HPV: Relation SEX & CANCER
In my first post for Steemit, and as a senior cytotechnologyst (person who studies the cells), I would like to speak you about Human Papillomavirus (HPV). A virus that, in a silent way, is able to produce cancer and, despite of being quite unknown in our society, it’s very common.

HPV is a virus that belongs to the papillomaviridae family, with closed circular double-stranded DNA, oncogenic and a virus that infects highly differentiated tissues. There are more than 200 HPV types, being the genetic sequence known in around 100 types.
There are more than 30 types that can be spread trough direct sexual contact and are divided in two groups: HIGH and LOW oncogenic risk. High risk genotypes produce three types of lesions: low grade, high grade and lastly, invasive cancer. Low risk viruses produce low grade lesions as well as genital warts.
HPV infection is one of the most common sexually transmitted infections in the world, being able to cause cervical cancer (through vaginal sex), anal cancer (through anal sex infection) and andoropharyngeal cancer (through oral sex infection).
A great number of women are HPV infected at some point of their life. 50% of women between 15 and 19 years old that have initiated sexual activity are HPV positive in the first 5 years after starting sexual activity, 21% of women between 30 and 45 years old are positive and 14% women are HPV positive after 45 years.
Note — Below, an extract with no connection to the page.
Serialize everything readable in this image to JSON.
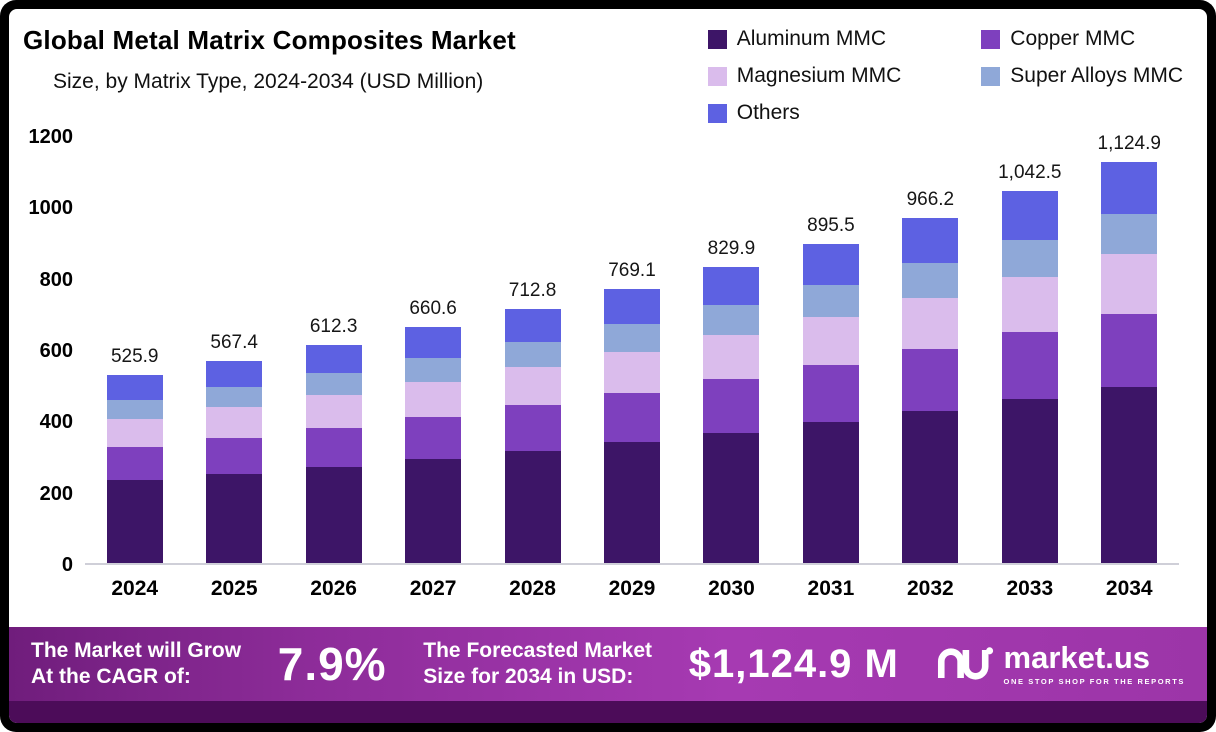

The most of the times there is a spontaneous resolution of HPV infection, the immune system removes it without consequences, but between 10%-20% of the cases the infection is persistent and cause low grade lesions. These lesions can disappear, but when the infection persists, it can progress to high grade lesions, even cervical cancer if the lesion is not treated.
Since the patient is infected with the virus until the cancer appears there is a long period of time (between 10 and 20 years), and, until the cancer is produced, the disease goes through intermediate stages called preneoplastic lesions. In the cervix, these preneoplastic lesions can be treated with a surgery known as conization. It consists in removing surgically the affected tissue, avoiding the cancer development.

As you can see in illustration, there is a cellular transformation from a healthy tissue to an invasive cancer. We can observe that the lesion is occupying increasingly the healthy tissue up to occupy all the tissue density in the CIN 3. When the malignant cells cross the basement membrane (interpreted by the grey line) to disperse and enter new tissues, we’re talking about an invasive cancer.
For the detection of the preneoplastic lesions there are cervical cancer screening programs in developed countries. In these countries, the cervical cancer incidence is low thanks to these screening programs.

In the last decades there's been an increase in oropharyngeal cancer (tongue, tonsil...) HPV positive. In the same way that the virus attacks the cervical tissue, can infect the oral mucosa, and, with the virus persistence an oral cancer can be developed. Most of oral cancers are due to alcohol consumption and smoking, but HPV positive oral cancers have increased significantly.

A well-known case of HPV positive oropharyngeal cancer was the case of the actor Michael Douglas, who admitted that his cancer was due to an infection through oral sex. It is important to take into account that the majority of HPV infected people will not have cancer. Although oral sex with HPV infected people is related with oral cancer, the majority of infected people will not develop it, in the same way that the majority of smoking people will not develop a lung cancer, despite of being a risk factor.
As well as there are cervical screening programs, at the moment we don't have programs for oral cancer early detection, so, in the majority of cases, the disease is detected when is in advanced stages and there is metastasis in the lymph nodes.
It’s expected that in the next decades, in USA and Europe, will be more HPV positive oropharyngeal cancer than cervical cancer. Although, these tumors have better prognosis than alcohol/tobacco associated tumors, because they have better response to the treatment.
As a cytotechnologyst, I love the study of cells, so just to show you what’s my job like, I leave this image where you can see malignant squamous cells in a lymph node.

As precised in your article, oral sex is a potential risk factor for oral cancer... but at recent meta-analysis seems to be reassurant concerning this issue:
https://steemit.com/science/@sex-info/oral-sex-and-risk-of-oral-cancer-a-meta-analysis-of-observational-studies.
What do you think about it ?
This is a really good post, but you might get bigger results with a little stylistic help. If you are on steemit.chat, checkout the group #steemprentice they are really great at helping people organize posts to make them look as professional as they read.
Also, where is the malignant cell in the last image?
Hi @justtryme90, thanks for the comment. I'm trying to get used to this html code, quite new for me. I'll visit the chat, so I can learn a little bit about it. With regard to the image, all cells are malignant. It's a lymph node image, with epithelial cells that shouldn't be there, so this is an example of metastasis. Thanks again!!!